Maître Relieur : Emmanuel Liesen.
Débrocher, préparer, restaurer, coudre, encoller, recouvrir, dorer, brocher, chez Emmanuel Liesen, les gestes sont nombreux, précis et toujours emprunts d’un profond respect pour l’objet de toutes les attentions : le livre. Depuis 1880 et quatre générations plus tard, l’art de restaurer ou de créer des ouvrages précieux se transmet de Bruxelles à Hotton, dans ce petit atelier de relieur qui borde l’Ourthe.
LMdO : Un arrière grand père doreur, un grand père relieur et doreur, et enfin des parents relieurs depuis 1969 : le destin de relieur du petit Emmanuel était-il tout tracé ?
Emmanuel Liesen : J’ai grandi effectivement au milieu des livres et des ateliers de reliure. Je faisais mes devoirs entouré de livres, de cuirs et de cahiers à relier. Ce n’est qu’à l’âge de 15 ans que j’ai compris que j’avais ça dans le sang et que je passerais ma vie au chevet des livres : ici comme artisan et à l’école comme professeur de reliure. Il faut croire que le virus est dans la famille puisque mes frères sont aussi impliqués à 100% dans l’univers des livres, l’un comme chercheur et l’autre comme relieur d’art, une discipline comparable à la mienne mais orientée exclusivement vers les ouvrages neufs. Etre en charge d’ouvrages précieux, sur le plan financier mais surtout sentimental, c’est rencontrer des gens d’horizons fort différents, c’est souvent passionnant. Créer, restaurer, embellir des livres, ce sont des milliers de voies à explorer et ça me passionne comme au premier jour, il y a plus de 20 ans.
LMdO : Entre l’atelier du grand père et Artisan du Livre d’Emmanuel, qu’est-ce qui a évolué ?
EL : Mon grand père était relieur à perpétuité pour le Sénat. Je plaisante souvent en disant qu’il était « condamné » par l’administration à fournir ses services à vie pour la reliure des textes officiels. Ces concessions à vie n’existent plus et même si nous travaillons encore pour de grandes institutions, la numérisation fait lentement son oeuvre et les grands commanditaires d’antan se font plus rares. Les ateliers se sont donc vidés petit à petit. Ainsi, mon grand père employait une dizaine de personnes, chacune spécialisée dans un registre précis. Cent ans plus tard, je suis seul et j’assume 100% des tâches. Sinon, les gestes n’ont pas changé, les équipements non plus, on relie depuis des siècles en utilisant des techniques qui ont fait leurs preuves.
LMdO : Comment se porte la profession de relieur en 2013 ?

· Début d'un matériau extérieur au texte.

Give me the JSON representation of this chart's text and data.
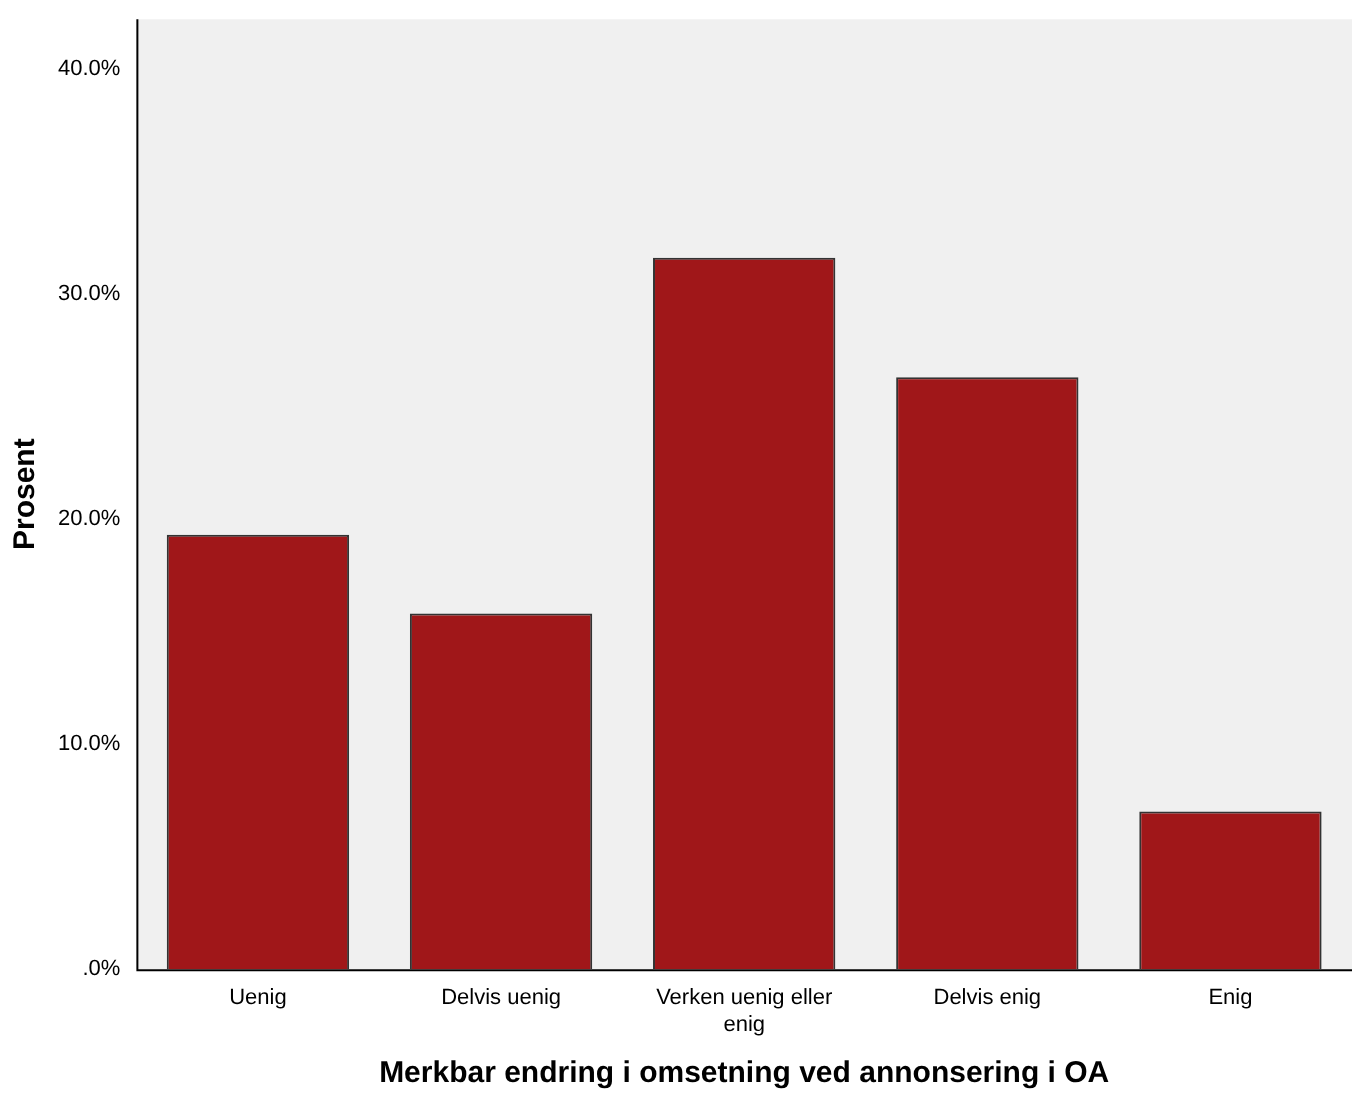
{
  "chart_data": {
    "type": "bar",
    "xlabel": "Merkbar endring i omsetning ved annonsering i OA",
    "ylabel": "Prosent",
    "categories": [
      "Uenig",
      "Delvis uenig",
      "Verken uenig eller enig",
      "Delvis enig",
      "Enig"
    ],
    "values": [
      19.3,
      15.8,
      31.6,
      26.3,
      7.0
    ],
    "color": "#a01719",
    "ylim": [
      0,
      42.2
    ],
    "yticks": [
      {
        "value": 0,
        "label": ".0%"
      },
      {
        "value": 10,
        "label": "10.0%"
      },
      {
        "value": 20,
        "label": "20.0%"
      },
      {
        "value": 30,
        "label": "30.0%"
      },
      {
        "value": 40,
        "label": "40.0%"
      }
    ],
    "grid": false,
    "legend": false
  }
}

EL : Notre corporation occupe le terrain. Ni trop, ni trop peu, il y a du travail pour tout le monde. Nous avons tous nos spécificités. Certains ne travaillent que pour les notaires, dans leurs études, c’est la loi car les documents ne peuvent pas en sortir. Quoi qu’il en soit, nous collaborons beaucoup car l’expérience des uns est utile aux autres et inversement. Ainsi si un ouvrage très précieux m’est confié, je peux faire appel à un restaurateur papier hautement spécialisé. Inversement, ce restaurateur papier ne saura pas automatiquement comment démonter un livre pour commencer sa restauration. Ce qui nous différencie d’un industriel confronté à des volumes importants, c’est la notion de temps. Un travail artisanal demande de la méthode, de la rigueur, beaucoup de soins et un respect inconditionnel des temps de séchage des colles. Le processus de fabrication ou de restauration est long avec des phases d’attentes. Nous sommes obligés de faire des travaux de toute nature du simple brochage d’un travail de fin d’études au livre de grande qualité pour bibliophile averti. Entre les deux, il y a des centaines de possibilités.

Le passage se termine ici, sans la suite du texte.